一、map、mapPartitions、mapPartitionsWithIndex、
foreach、foreachPartition
1.map、mapPartitions比较:
map传入一个函数,将其作用到每一个元素上
def map[U: ClassTag](f: T => U): RDD[U] = withScope {
val cleanF = sc.clean(f)
new MapPartitionsRDD[U, T](this, (context, pid, iter) => iter.map(cleanF))
}
mappartitions:传入一个函数,将其作用到每个分区上
def mapPartitions[U: ClassTag](
f: Iterator[T] => Iterator[U],
preservesPartitioning: Boolean = false): RDD[U] = withScope {
val cleanedF = sc.clean(f)
new MapPartitionsRDD(
this,
(context: TaskContext, index: Int, iter: Iterator[T]) => cleanedF(iter),
preservesPartitioning)
}
应用场景:
当数据量不太大的时候,可以用mapPartitions,可以提高运行效率
当数据量太大的时候,有可能会发生oom
注意:
1.mappartitions后面的那个函数参数,获得的值,和map不一样,map获得的是元素,而mappartitions这个参数函数f的传入的值是迭代器 ,ps:迭代器有些不能直接用 ,要加上toList,才能用。
2.函数返回要加上 .iterator
val sc = new SparkContext(conf)
val rdd1: RDD[Int] = sc.parallelize(List(1,2,3,4,5,6,7,8),2)
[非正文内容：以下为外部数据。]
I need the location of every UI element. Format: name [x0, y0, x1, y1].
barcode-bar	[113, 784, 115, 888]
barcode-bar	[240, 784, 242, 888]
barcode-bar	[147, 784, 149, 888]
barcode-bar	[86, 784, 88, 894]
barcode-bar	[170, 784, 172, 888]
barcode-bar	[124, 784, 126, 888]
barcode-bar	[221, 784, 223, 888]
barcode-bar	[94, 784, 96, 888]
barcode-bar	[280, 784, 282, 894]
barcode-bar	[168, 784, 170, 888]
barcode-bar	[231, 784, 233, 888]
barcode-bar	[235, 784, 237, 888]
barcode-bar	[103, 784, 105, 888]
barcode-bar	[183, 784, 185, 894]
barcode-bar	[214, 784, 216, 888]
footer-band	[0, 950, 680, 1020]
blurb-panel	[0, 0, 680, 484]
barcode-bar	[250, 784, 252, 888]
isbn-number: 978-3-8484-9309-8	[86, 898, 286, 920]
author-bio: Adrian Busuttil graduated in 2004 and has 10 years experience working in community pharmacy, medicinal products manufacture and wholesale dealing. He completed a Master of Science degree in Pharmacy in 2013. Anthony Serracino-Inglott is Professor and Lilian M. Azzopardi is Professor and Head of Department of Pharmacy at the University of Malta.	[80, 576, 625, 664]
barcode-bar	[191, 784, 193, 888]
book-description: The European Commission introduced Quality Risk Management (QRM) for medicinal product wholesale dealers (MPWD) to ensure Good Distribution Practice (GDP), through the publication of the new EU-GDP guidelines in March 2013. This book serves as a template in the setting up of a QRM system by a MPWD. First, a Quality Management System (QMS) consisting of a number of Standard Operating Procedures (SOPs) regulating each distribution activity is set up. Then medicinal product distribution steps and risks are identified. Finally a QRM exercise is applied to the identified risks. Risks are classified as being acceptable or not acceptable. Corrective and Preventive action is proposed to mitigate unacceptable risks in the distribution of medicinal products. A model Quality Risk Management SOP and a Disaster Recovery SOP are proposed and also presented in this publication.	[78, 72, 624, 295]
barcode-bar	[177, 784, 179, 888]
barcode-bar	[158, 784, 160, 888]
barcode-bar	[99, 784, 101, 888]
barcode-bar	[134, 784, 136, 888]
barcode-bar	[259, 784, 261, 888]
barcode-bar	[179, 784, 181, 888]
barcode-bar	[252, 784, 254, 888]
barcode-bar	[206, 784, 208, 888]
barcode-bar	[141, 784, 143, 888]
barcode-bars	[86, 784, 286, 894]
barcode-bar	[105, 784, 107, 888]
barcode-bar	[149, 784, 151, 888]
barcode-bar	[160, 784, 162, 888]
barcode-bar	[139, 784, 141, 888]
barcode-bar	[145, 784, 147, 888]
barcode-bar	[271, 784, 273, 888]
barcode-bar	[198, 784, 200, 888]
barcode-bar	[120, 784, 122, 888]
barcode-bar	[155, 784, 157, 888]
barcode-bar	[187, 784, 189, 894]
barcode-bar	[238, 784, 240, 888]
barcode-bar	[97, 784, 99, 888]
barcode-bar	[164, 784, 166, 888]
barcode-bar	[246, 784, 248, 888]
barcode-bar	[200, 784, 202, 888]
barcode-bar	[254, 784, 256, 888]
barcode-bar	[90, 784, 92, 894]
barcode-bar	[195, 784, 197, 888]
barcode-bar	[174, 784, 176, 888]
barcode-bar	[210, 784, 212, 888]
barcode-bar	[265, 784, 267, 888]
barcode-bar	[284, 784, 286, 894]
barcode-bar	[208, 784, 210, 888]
println( rdd1.mapPartitions(_.toList.reverse.iterator).collect().toBuffer)
结果:
ArrayBuffer(4, 3, 2, 1, 8, 7, 6, 5)
2.mapPartitionsWithIndex
传入一个参数:f函数,这个f函数的第一个参数,即index代表的是分区号码(从0开始),iterator即分区中的元素
def mapPartitionsWithIndex[U: ClassTag](
f: (Int, Iterator[T]) => Iterator[U],
preservesPartitioning: Boolean = false): RDD[U] = withScope {
val cleanedF = sc.clean(f)
new MapPartitionsRDD(
this,
(context: TaskContext, index: Int, iter: Iterator[T]) => cleanedF(index, iter),
preservesPartitioning)
}
3.实际操作举例:
val conf: SparkConf = new SparkConf()
conf.setMaster("local[*]")
conf.setAppName("mymap1")
val sc = new SparkContext(conf)
val rdd1: RDD[Int] = sc.parallelize(List(1,2,3,4,5,6,7,8),2)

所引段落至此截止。